Avoid the temptation to use “trendy” design choices that make accessibility harder for keyboard-only users. For example, navigation options that only appear when a cursor hovers over a certain spot leave these users with no way to activate the navigation and access that content.

Closed Captioning:
Closed captioning in your video content is essential in making it accessible to users with hearing impairment. Customised, contextual closed captions are more accurate and a better option than auto-generated closed captions.

Audio Descriptions:
Audio descriptions provide another way to make your video content more accessible, by catering to users with visual impairment. Video transcripts are also beneficial for those using screen readers.

Text Clarity:
Make sure all text on your website is completely legible, to make it as clear as possible for those with vision problems. Consider the font used, the text size, and the spacing between lines, words and letters.

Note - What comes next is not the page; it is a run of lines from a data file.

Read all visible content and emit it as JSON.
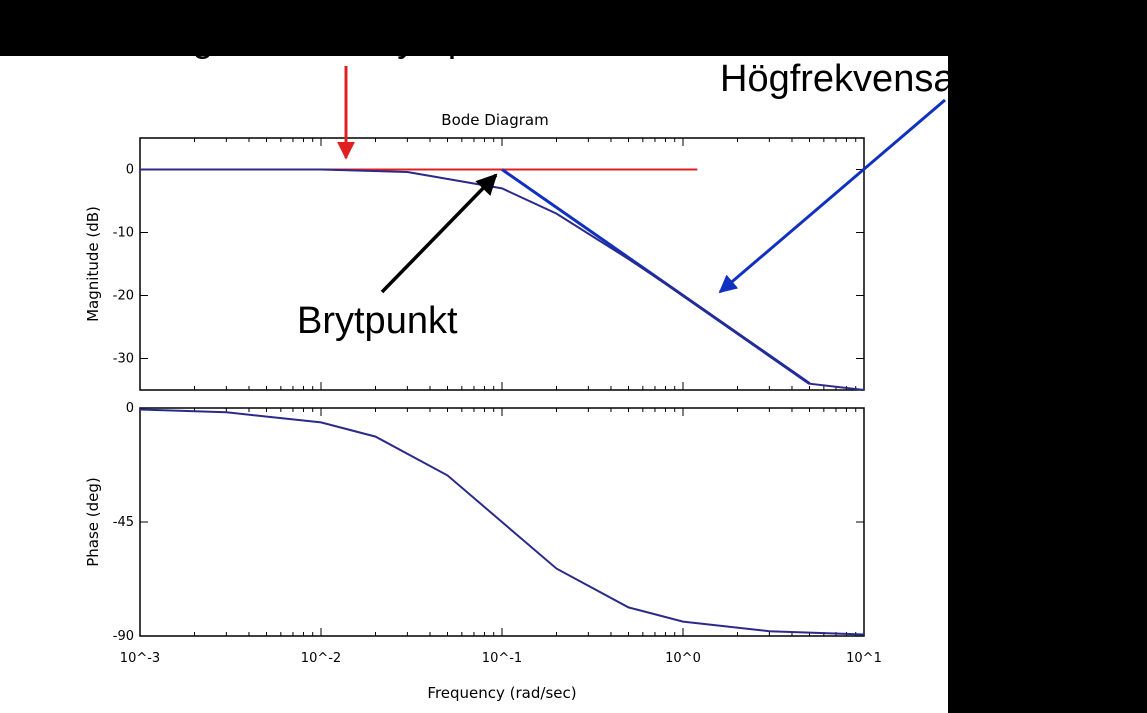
{
  "annotations": {
    "lowfreq": "Lågfrekvensasymptot",
    "highfreq": "Högfrekvensasymptot",
    "break_point": "Brytpunkt"
  },
  "colors": {
    "lowfreq_arrow": "#e02020",
    "highfreq_arrow": "#1030c0",
    "break_arrow": "#000000",
    "curve": "#2a2a8a"
  },
  "chart_data": [
    {
      "type": "line",
      "title": "Bode Diagram",
      "ylabel": "Magnitude (dB)",
      "xscale": "log",
      "xlim": [
        0.001,
        10
      ],
      "ylim": [
        -35,
        5
      ],
      "yticks": [
        0,
        -10,
        -20,
        -30
      ],
      "ytick_labels": [
        "0",
        "-10",
        "-20",
        "-30"
      ],
      "x": [
        0.001,
        0.003,
        0.01,
        0.03,
        0.1,
        0.2,
        0.5,
        1,
        2,
        5,
        10
      ],
      "series": [
        {
          "values": [
            0,
            0,
            0,
            -0.4,
            -3,
            -7,
            -14.2,
            -20,
            -26,
            -34,
            -40
          ]
        }
      ],
      "asymptotes": {
        "low": {
          "x": [
            0.001,
            0.1
          ],
          "y": [
            0,
            0
          ]
        },
        "high": {
          "x": [
            0.1,
            10
          ],
          "y": [
            0,
            -40
          ]
        }
      },
      "break_frequency": 0.1
    },
    {
      "type": "line",
      "ylabel": "Phase (deg)",
      "xlabel": "Frequency (rad/sec)",
      "xscale": "log",
      "xlim": [
        0.001,
        10
      ],
      "ylim": [
        -90,
        0
      ],
      "yticks": [
        0,
        -45,
        -90
      ],
      "ytick_labels": [
        "0",
        "-45",
        "-90"
      ],
      "xtick_labels": [
        "10^-3",
        "10^-2",
        "10^-1",
        "10^0",
        "10^1"
      ],
      "x": [
        0.001,
        0.003,
        0.01,
        0.02,
        0.05,
        0.1,
        0.2,
        0.5,
        1,
        3,
        10
      ],
      "series": [
        {
          "values": [
            -0.6,
            -1.7,
            -5.7,
            -11.3,
            -26.6,
            -45,
            -63.4,
            -78.7,
            -84.3,
            -88.1,
            -89.4
          ]
        }
      ]
    }
  ]
}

40×40 Pt. Clickable Areas:
As a general rule of thumb (for assistance tools as well as various finger sizes), the clickable area on any touch control should be at least 40×40 pts.

Accessible Colours:
Did you know that one in every 12 men is colourblind? There are an estimated 300 million colourblind people in the world! There are various types of colourblindness that affect a user’s ability to see and differentiate certain colours.

There are now tools available that allow you to generate accessibility-friendly colour palettes, making your site that much easier for many more searchers to navigate. It’s also good practice to avoid relying solely on colours to communicate information visually on your website.

CAPTCHA Alternatives:
CAPTCHA tools are commonly used on login screens, to differentiate human users from spambots. The warped letters and numbers can present a problem for those with visual impairment, dyslexia, colourblindness and cognitive difficulties. They are also inaccessible to screen readers, and are published without alt text to ensure security.

If you are including CAPTCHAs on your website, provide a range of accessible options like audio-based tests or Google reCAPTCHA.

These are just a few examples of how to make your site more accessible and user-friendly for people with a wide range of challenges. Good accessibility and good UX often go hand in hand, so a more accessible website typically provides a better user experience for everyone.